Maksudnya, Pak Atik akan melompat ke batu itu untuk ‘menangkap’ keduanya agar dapat ditarik ke pinggir sungai. Jika tidak, evakuasi penyelamatan kian sulit karena hari kian gelap.
Pak Atik adalah tentara berpangkat letnan kolonel. Kesatuannya, Resiman Para Komando Angkatan Darat (RPKAD), pasukan elite Indonesia yang terkenal reputasinya ketika memberantas PKI yang melaksanakan kudeta tahun 1965. Waktu itu disebut Korps Pasukan Sandi Yudha (Kopassandha), kemudian berganti nama lagi menjadi Korps Pasukan Khusus (Kopassus).
Ternyata, upaya melempar tali berbuah. Keduanya berhasil ditarik ke pinggir. Rombongan pun melanjutkan perjalanan. Sementara rombongan terdahulu, terus melaju. Rombongan Machmoed dkk gagal mencapai Kalumpang, karena keburu hari gelap.
Pak Djamaluddin Lolo memutuskan agar pengemudi katinting berjalan kosong hingga ke Kalumpang, sementara penumpang lainnya singgah bermalam di satu-satunya rumah penduduk di pinggir sungai. Pak Atik kabarnya menginap di kampung Bonehau.
Di rumah itu hanya ada beberapa orang. Yang rombongan tahu, beberapa gadis desa yang sepanjang malam selalu mengusik rombongan hingga kurang bisa tidur pulas.
Pasalnya, mereka selalu berbisik.

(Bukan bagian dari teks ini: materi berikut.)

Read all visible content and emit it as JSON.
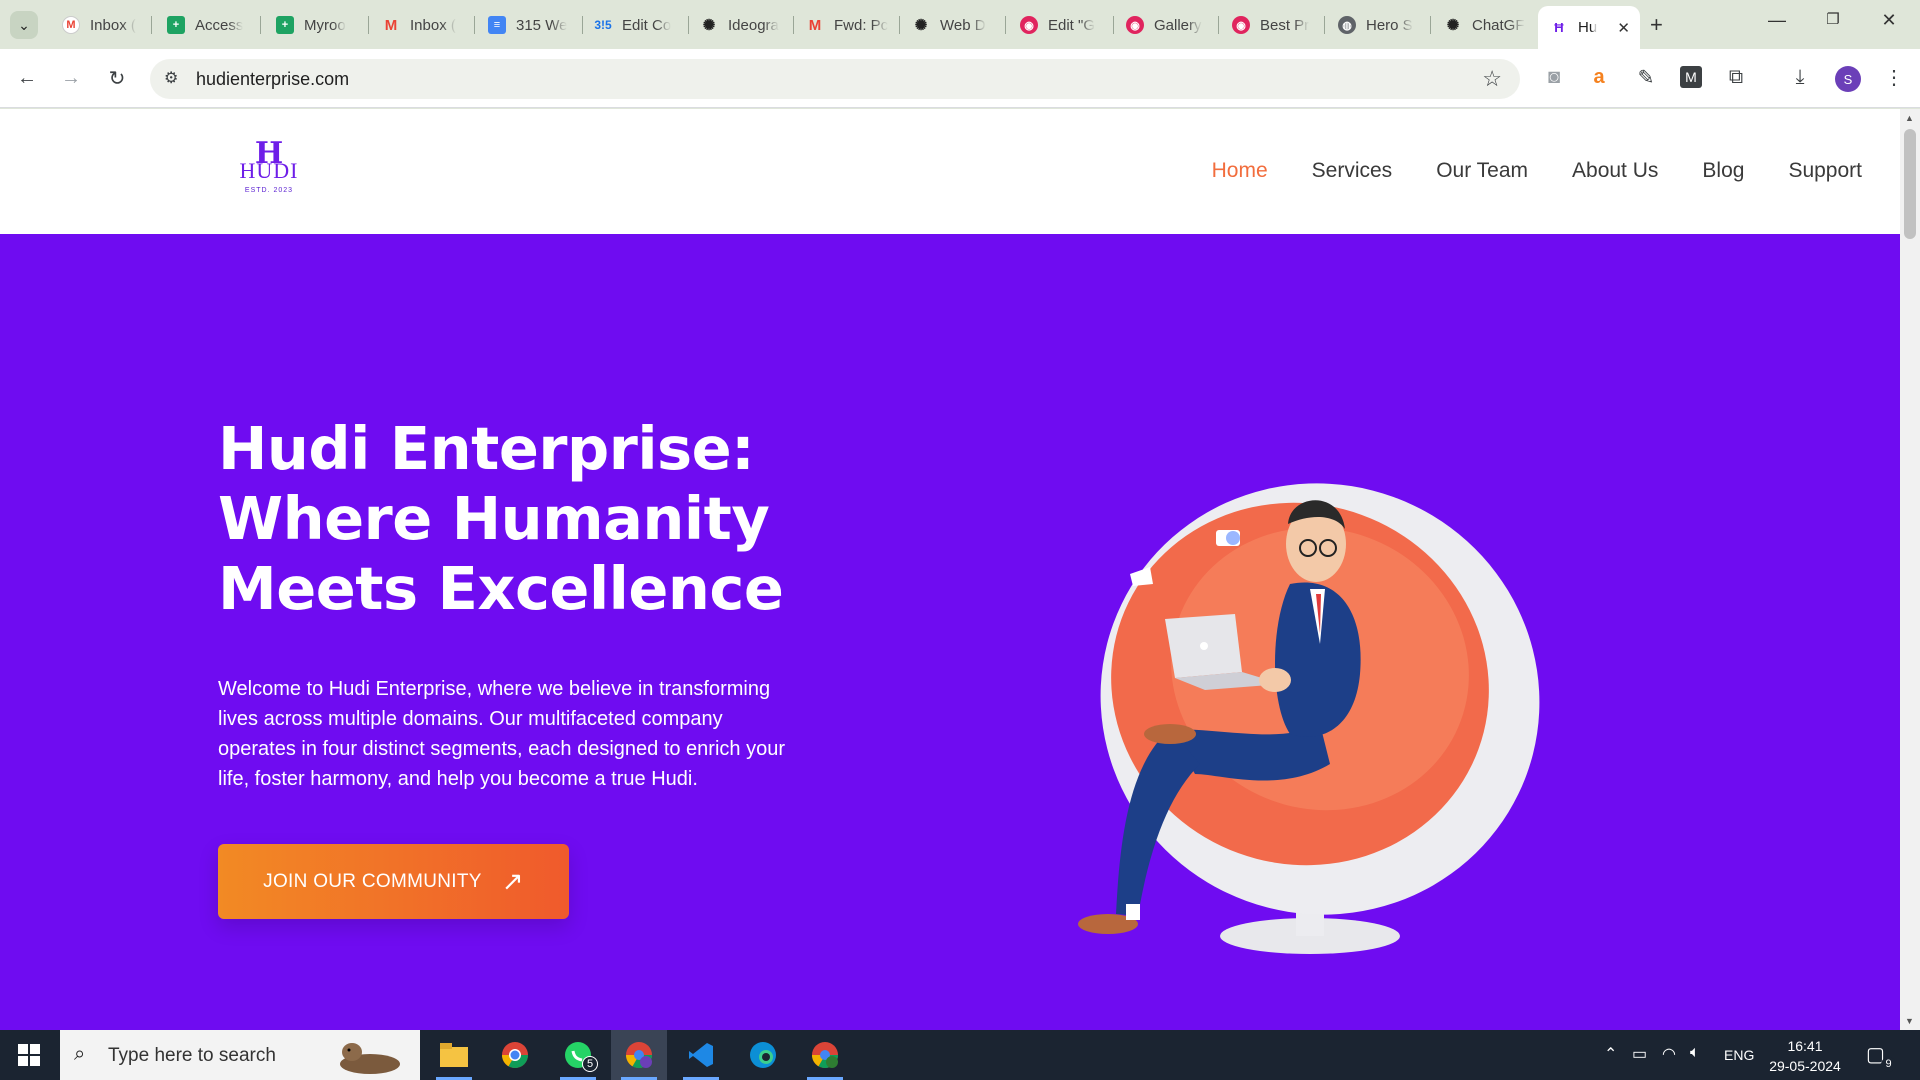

Entah apa yang dibisik-bisikkan. Mungkin juga tentang orang-orang asing di bilik sebelah. Tempat mereka tidur hanya diantarai oleh papan saja dengan rombongan wartawan. Jadi, suara mereka terdengar juga walau sebatas berbisik.
Saya teringat kisah menjelang tidur yang diceritakan ayahnya puluhan tahun silam. Dua kakak beradik yang kesasar mampir bermalam di sebuah rumah di pinggir hutan. Saat mau tidur, kedua kakak beradik itu mendengar suara bunyi air mendidih.
‘’Apa yang bunyi, Nek,’’ adik berkakak itu bertanya kepada yang empunya rumah.
‘’Ah, tidak. Kami sedang saling menggaruk,’’ jawabnya.
Setelah mendengar jawaban itu, kedua adik berkakak itu mencoba mengintip. Ternyata, nenek yang tidak lain adalah raksasa itu, sedang menyeduh air. Sang kakak berpikir, pasti akan dipakai untuk merebus daging-daging dia dan adiknya. Maka diputuskanlah untuk kabur. Mereka menggergaji jendela untuk keluar dari rumah lalu melarikan diri.
‘’Apa yang bunyi anak-anak,’’ giliran sang Nenek yang bertanya.
‘’Tidak, Nek. Kami sedang saling menggaruk, karena gatal habis jalan di hutan tadi,’’ jawab mereka.
Lama tidak terdengar lagi suara itu. Nenek raksasa menyangka bahwa kakak beradik itu sudah pulas. Mereka akan dapat santapan lezat. Daging-daging manusia. Mereka langsung menyiram air panas di tempat kedua anak itu tidur. Tidak ada suara menjerit terdengar. Setelah lampu suluh disulut, ternyata tempat itu sudah kosong. Anak-anak sudah kabur malam-malam.